As the Senate considers your nomination to be the next Secretary of Commerce, we write to express our concern for your statements suggesting that all aspects of the approach to U.S. economic and technological competition are up for review. The Department of Commerce plays an increasingly important role in protecting national security and preventing the People’s Republic of China (PRC) from exploiting U.S. technology to further the goals of the Chinese Communist Party (CCP).
 
Improving the competitiveness of American companies is a necessary but insufficient element of successful competition with the PRC. The U.S. Government must be prepared to frustrate the CCP’s ability to achieve its domestic and global ambitions, where the party’s objectives are inimical to American interests.
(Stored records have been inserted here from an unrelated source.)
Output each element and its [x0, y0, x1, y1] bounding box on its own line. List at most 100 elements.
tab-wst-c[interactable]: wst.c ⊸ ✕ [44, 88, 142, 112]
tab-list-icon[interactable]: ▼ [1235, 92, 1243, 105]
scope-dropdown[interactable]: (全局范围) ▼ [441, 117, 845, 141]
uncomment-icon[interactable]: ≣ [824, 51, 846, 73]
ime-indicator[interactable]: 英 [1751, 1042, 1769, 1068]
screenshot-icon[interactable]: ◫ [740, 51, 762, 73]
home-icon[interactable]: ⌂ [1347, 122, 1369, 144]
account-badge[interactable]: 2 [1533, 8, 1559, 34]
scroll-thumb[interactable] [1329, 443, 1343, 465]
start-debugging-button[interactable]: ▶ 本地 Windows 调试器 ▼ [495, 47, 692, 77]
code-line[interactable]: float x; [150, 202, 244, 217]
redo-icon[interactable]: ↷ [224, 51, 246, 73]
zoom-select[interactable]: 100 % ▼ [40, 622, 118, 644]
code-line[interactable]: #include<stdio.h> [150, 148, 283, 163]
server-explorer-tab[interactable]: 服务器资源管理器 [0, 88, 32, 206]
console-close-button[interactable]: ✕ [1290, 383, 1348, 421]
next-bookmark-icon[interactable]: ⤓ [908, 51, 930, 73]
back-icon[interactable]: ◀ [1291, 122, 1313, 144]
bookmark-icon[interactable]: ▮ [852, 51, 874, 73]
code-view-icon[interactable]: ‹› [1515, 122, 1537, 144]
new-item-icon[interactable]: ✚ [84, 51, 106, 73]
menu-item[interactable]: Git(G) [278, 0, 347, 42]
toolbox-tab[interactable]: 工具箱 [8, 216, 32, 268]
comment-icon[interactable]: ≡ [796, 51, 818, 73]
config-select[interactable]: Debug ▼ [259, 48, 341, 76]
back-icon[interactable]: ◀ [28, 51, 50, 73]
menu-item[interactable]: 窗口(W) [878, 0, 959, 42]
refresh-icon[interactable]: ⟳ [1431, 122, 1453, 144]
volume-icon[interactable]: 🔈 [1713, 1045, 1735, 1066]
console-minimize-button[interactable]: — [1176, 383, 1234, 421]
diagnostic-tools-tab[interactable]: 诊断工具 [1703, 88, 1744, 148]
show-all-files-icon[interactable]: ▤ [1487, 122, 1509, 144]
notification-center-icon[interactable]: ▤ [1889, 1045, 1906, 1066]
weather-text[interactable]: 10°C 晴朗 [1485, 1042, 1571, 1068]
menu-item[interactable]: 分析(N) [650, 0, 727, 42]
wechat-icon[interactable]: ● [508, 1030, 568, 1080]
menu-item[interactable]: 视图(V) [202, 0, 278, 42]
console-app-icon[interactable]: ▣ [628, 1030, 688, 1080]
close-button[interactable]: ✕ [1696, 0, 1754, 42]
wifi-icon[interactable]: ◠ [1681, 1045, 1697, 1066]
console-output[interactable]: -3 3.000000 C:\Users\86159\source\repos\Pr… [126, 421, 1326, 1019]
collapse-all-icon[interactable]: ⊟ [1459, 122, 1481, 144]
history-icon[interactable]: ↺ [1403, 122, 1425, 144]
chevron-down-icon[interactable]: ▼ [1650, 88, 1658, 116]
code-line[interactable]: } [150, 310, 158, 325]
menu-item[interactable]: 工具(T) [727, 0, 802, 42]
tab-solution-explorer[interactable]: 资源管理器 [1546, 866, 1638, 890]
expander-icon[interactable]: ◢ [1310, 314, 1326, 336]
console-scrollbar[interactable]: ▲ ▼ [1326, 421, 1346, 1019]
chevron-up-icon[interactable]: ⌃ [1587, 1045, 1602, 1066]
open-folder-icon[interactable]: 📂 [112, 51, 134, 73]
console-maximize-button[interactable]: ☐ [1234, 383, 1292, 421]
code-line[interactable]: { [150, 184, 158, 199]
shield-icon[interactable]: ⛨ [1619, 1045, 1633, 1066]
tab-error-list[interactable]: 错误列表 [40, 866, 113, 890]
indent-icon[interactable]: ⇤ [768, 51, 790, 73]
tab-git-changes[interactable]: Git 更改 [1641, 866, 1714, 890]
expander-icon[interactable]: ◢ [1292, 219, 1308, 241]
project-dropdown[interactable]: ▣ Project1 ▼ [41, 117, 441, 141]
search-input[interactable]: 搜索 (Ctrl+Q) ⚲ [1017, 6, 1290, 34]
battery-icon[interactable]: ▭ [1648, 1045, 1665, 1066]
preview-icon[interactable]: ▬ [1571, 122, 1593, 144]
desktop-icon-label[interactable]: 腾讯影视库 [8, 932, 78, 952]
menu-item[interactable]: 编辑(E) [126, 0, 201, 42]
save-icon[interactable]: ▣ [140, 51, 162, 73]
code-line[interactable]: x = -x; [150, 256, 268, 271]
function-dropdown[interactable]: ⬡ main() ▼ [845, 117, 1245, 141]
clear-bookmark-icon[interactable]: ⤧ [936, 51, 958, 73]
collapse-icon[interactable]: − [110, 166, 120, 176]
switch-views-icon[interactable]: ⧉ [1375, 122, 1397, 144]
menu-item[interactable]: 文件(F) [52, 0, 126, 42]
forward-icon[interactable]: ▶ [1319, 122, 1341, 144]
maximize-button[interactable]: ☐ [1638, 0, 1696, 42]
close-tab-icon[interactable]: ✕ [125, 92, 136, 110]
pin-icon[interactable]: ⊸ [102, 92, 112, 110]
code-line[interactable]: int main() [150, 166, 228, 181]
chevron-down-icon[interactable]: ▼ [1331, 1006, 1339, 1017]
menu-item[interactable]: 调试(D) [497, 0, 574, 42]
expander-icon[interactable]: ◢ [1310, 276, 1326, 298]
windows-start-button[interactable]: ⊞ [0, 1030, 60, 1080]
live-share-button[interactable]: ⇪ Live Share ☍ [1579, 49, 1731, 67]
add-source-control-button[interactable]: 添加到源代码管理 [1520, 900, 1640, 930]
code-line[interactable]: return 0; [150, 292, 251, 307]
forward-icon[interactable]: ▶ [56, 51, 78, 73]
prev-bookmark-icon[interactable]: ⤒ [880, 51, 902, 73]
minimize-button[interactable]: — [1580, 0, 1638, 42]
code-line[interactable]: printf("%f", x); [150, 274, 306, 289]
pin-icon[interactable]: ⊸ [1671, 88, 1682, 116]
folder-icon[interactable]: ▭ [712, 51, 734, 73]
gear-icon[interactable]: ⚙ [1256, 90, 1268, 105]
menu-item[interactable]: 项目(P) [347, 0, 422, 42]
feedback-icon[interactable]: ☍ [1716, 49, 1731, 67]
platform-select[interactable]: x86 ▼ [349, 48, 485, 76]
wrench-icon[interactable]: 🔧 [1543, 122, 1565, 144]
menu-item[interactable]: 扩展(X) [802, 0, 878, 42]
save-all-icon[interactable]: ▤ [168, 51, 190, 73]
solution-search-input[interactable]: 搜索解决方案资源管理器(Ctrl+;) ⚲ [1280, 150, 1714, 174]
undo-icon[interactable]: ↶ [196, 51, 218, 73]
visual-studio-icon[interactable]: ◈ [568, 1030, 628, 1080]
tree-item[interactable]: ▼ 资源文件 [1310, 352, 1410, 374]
The PRC is attempting to remake global governance, placing itself at the center of globalization to maximize its coercive power and ensure the dominance and legitimacy of the CCP.  Nominees must understand that the PRC views its unimpeded access to international flows of trade, knowledge, technology, and capital as essential to this process.
 
Nowhere is this imperative clearer than in the case of Huawei.  Although we agree that some export controls, the Entity List, and Foreign Direct Product Rule could be reviewed to strengthen their application, we do not agree that such a review is necessary or desirable in the case of Huawei.  Huawei has a long track record of economic espionage, supporting human rights abuses in the PRC and elsewhere, and supporting the regime’s capture of foreign political elites.  The company has not changed alongside the U.S. presidency.  Without an effort to cut off Huawei—as well as all its affiliates and recently sold brands—or correct the market distortions created by Beijing’s financial backing, there are no market-based solutions to protect our allies’ companies or create the space for Americans or other trusted actors to compete.  Huawei’s proven dangers to U.S. interests, coupled with PRC laws that require compliance with CCP demands, cannot be rectified through a review or extracting worthless promises from the company’s leadership.
 
We appreciate your expressed willingness to employ the full toolkit of the Department of Commerce to address the challenges from the PRC.  It is equally imperative that all nominees to the Department of Commerce follow your leadership in recognizing both the dangers of the CCP and the need to obstruct or squeeze PRC access to U.S. technology that may advance CCP ambitions that are dangerous to U.S. interests.  If these nominees do not make clear that they will adhere to these broad concerns and objectives, they may face substantial opposition from Congress.  We would emphasize that the Under Secretary of Commerce for Industry and Security, as well as the Assistant Secretaries for Export Administration and Export Enforcement, must have a working knowledge of how the CCP mobilizes private industry to support the party’s strategic objectives.  We expect nominees for these positions to have a track record of protecting national security rather than one of minimizing American interests while benefiting personally from furthering Beijing’s ambitions.
 
The CCP is already taking action to test whether President Biden’s administration will carry on the campaign to level the playing field for American businesses, counter malign actors like Huawei, and keep pressure on technological chokepoints.
 
We ask that you, as the nominee to be the next Secretary of Commerce, be forceful about the strategic imperatives of this moment.  Specifically, we ask that you respond in writing with your view of whether you foresee any scenario in which you would, if confirmed as Secretary, either remove Huawei, or its subsidiaries, or spin-off companies from the Entity List (or expand any related general licenses), or, would permit any relaxation of the Foreign Direct Product Rule as it relates to 5G technology. 
 
Thank you for your consideration. We look forward to your prompt reply.